Environment support

Hello!

I’m fairly new to dvc, but I have worked on a few projects that relied on it, both in scientific and business context. I like the simplicity and transparency of it and I’m looking forward to using it in the future.

The thing I’ve found most cumbersome and yet necessary every time is handling different environments - for testing, experimentation, production, public data, whatever. It ended up either being on different branches named in patterns or in separate directories for the datasets in the main branch, both resulting in messes in different ways. I think it would be appropriate to address this directly in dvc, however I don’t have a clear implementation plan, so I’m mainly looking for ideas here.

let me just drop 2 common use-cases and please share ideas and best practices relating to these:

  • running quick integration tests on a small sample of data that validates changes before properly testing them
  • maintaining an anonymized public sample of a dataset used in a scientific study for public access and running all pipelines through it

I’m happy to contribute to dvc directly, but I don’t really want to start hacking away without asking for ideas and experiences

1 Like

Hi @endremborza

Looks like you’ve already described the 2 most straightforward ways to organize the project: branch-based vs. directory-based.

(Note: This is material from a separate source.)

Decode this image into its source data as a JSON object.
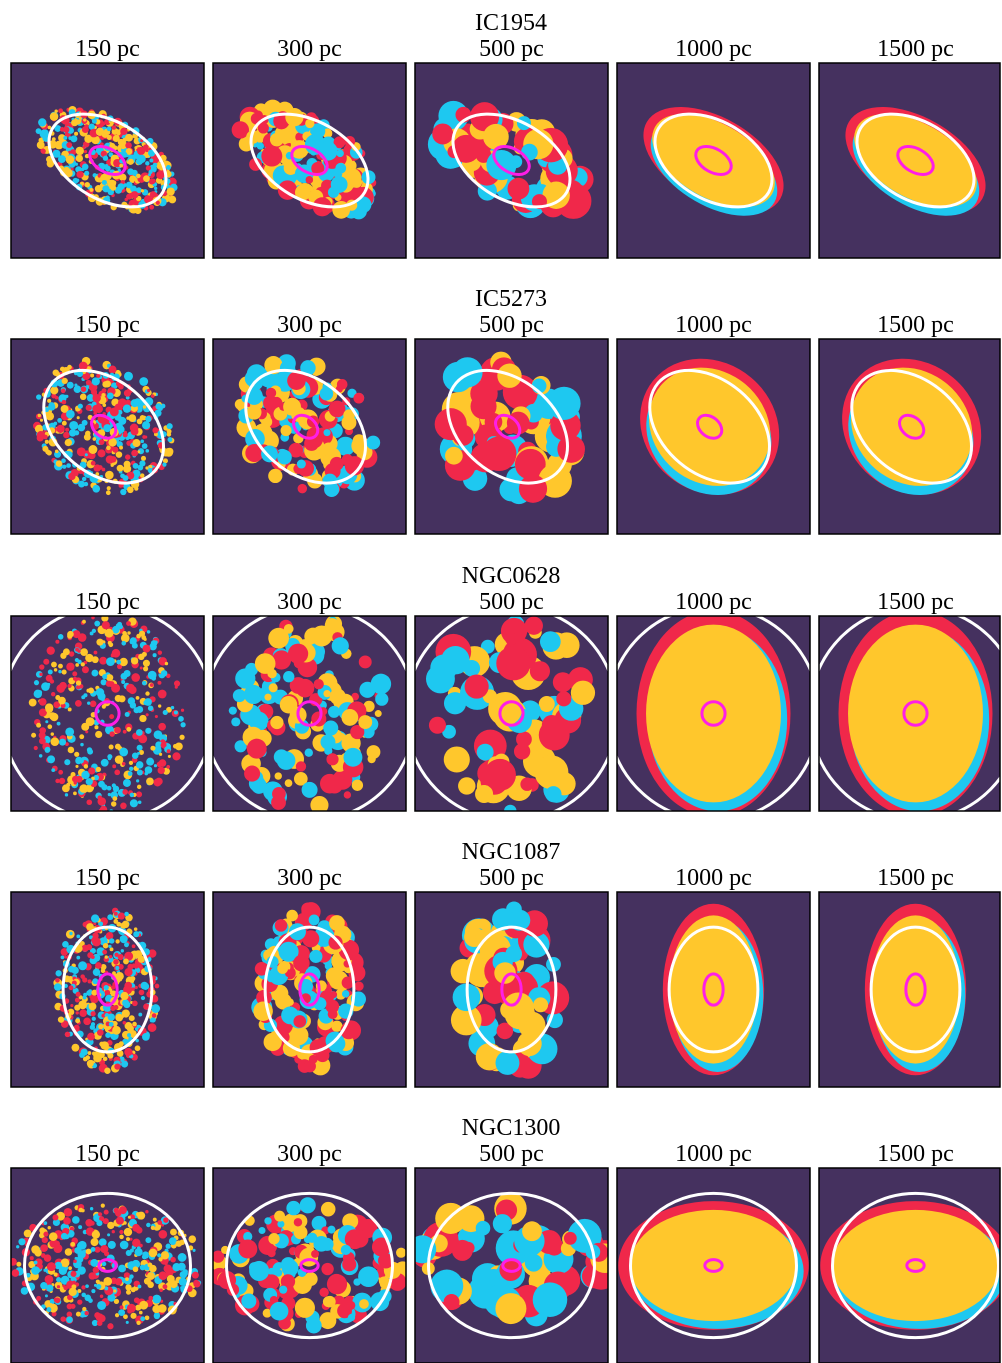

But you may not even need either one! Have you tried substituting the data (preserving the file name) in each environment and then using dvc repro?

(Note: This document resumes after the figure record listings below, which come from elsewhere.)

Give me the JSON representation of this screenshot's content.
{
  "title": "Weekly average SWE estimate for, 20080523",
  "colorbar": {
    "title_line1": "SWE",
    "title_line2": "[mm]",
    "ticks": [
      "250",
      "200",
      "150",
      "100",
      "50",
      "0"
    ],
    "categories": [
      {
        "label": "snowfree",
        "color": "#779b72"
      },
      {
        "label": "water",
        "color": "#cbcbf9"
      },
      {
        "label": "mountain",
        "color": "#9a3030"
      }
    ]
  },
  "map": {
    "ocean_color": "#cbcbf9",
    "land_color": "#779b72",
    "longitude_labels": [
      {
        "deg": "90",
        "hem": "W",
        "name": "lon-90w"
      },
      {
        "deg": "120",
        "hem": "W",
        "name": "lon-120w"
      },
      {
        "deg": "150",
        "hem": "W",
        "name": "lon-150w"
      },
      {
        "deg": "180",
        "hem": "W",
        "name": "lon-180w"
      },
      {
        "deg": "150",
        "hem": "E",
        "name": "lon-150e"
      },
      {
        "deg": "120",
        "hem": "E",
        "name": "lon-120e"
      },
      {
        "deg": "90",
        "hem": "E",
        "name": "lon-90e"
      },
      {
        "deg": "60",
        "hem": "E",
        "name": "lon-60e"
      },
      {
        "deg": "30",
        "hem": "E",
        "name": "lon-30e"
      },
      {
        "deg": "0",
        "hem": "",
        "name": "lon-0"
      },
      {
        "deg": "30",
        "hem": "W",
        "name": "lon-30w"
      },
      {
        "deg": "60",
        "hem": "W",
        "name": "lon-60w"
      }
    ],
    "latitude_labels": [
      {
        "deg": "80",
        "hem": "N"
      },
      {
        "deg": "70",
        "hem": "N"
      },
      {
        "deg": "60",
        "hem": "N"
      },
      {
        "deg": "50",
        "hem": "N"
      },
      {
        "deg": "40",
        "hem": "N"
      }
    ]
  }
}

If it’s a test you may not need to commit the results, right? Or to commit the state but keep the data out of storage (anonymous) you can use cache: false in dvc.yaml outs fields (see ref).

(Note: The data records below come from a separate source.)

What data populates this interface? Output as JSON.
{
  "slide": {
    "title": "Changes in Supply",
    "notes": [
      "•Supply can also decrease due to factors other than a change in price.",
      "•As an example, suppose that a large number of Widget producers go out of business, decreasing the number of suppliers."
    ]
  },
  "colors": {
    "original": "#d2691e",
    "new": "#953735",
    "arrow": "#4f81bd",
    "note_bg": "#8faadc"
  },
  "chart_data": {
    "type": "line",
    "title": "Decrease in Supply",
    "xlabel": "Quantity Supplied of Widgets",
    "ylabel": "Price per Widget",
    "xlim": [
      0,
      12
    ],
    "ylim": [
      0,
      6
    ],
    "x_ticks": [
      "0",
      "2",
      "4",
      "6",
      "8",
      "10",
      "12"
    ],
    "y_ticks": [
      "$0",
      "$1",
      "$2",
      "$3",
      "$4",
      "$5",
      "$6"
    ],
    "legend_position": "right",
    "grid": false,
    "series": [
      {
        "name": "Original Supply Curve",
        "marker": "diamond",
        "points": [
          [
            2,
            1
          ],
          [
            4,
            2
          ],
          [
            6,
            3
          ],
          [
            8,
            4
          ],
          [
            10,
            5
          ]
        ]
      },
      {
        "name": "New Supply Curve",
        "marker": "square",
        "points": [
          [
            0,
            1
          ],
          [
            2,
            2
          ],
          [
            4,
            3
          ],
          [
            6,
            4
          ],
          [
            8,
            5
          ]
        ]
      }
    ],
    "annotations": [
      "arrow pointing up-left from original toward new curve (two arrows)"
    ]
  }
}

Another option (workaround) is to parameterize your dvc.yaml file(s) so you can easily plug in/out different datasets, output names, etc. See dvc.yaml Templating for more info. Example:

# params.yaml
myparams:
  input_fpath: data/in.csv
# dvc.yaml
stages:
  myprocess:
    cmd: ./process.sh ${myparams.input_fpath} labels.txt
    deps:
    - process.sh
    - ${myparams.input_fpath}
    outs:
    - labels.txt

The trick would then be to generate the params.yaml in each environment replacing data/in.csv with different values, e.g. from environment variables. For example setting INPUT_FPATH and using a script like this:

echo "myparams:" > params.yaml
echo "  input_fpath: $INPUT_FPATH" >> params.yaml

p.s. there is a long-standing feature request about environment variables in dvc.yaml, in case you’d like to support it on GH: pipelines: parametrize using environment variables / DVC properties · Issue #1416 · iterative/dvc · GitHub

Oh, i did not know about the ${myparams.input_fpath} syntax, that’s nice.

Still all ideas seem a little hacky.

ideally, I would prefer running dvc repro with some --env=test parameter which somehow respects a directory based organization

Ah, that reminds me that you can parameterize like I mentioned, and then use dvc exp run --set-param instead (see ref), specifying each param value as needed (could use env vars there too). E.g.:

$ export IN_FPATH=/mnt/nas/data/sample.csv
$ dvc exp run --set-param myparams.input_fpath=$IN_FPATH

See also Experiment Management.

that’s getting a lot nicer :slight_smile:

so a test case can be treated as an experiment, that is a great approach to one of the cases

the public data instance fits a little less, still

1 Like

This sounds like a good scenario for the data registry pattern.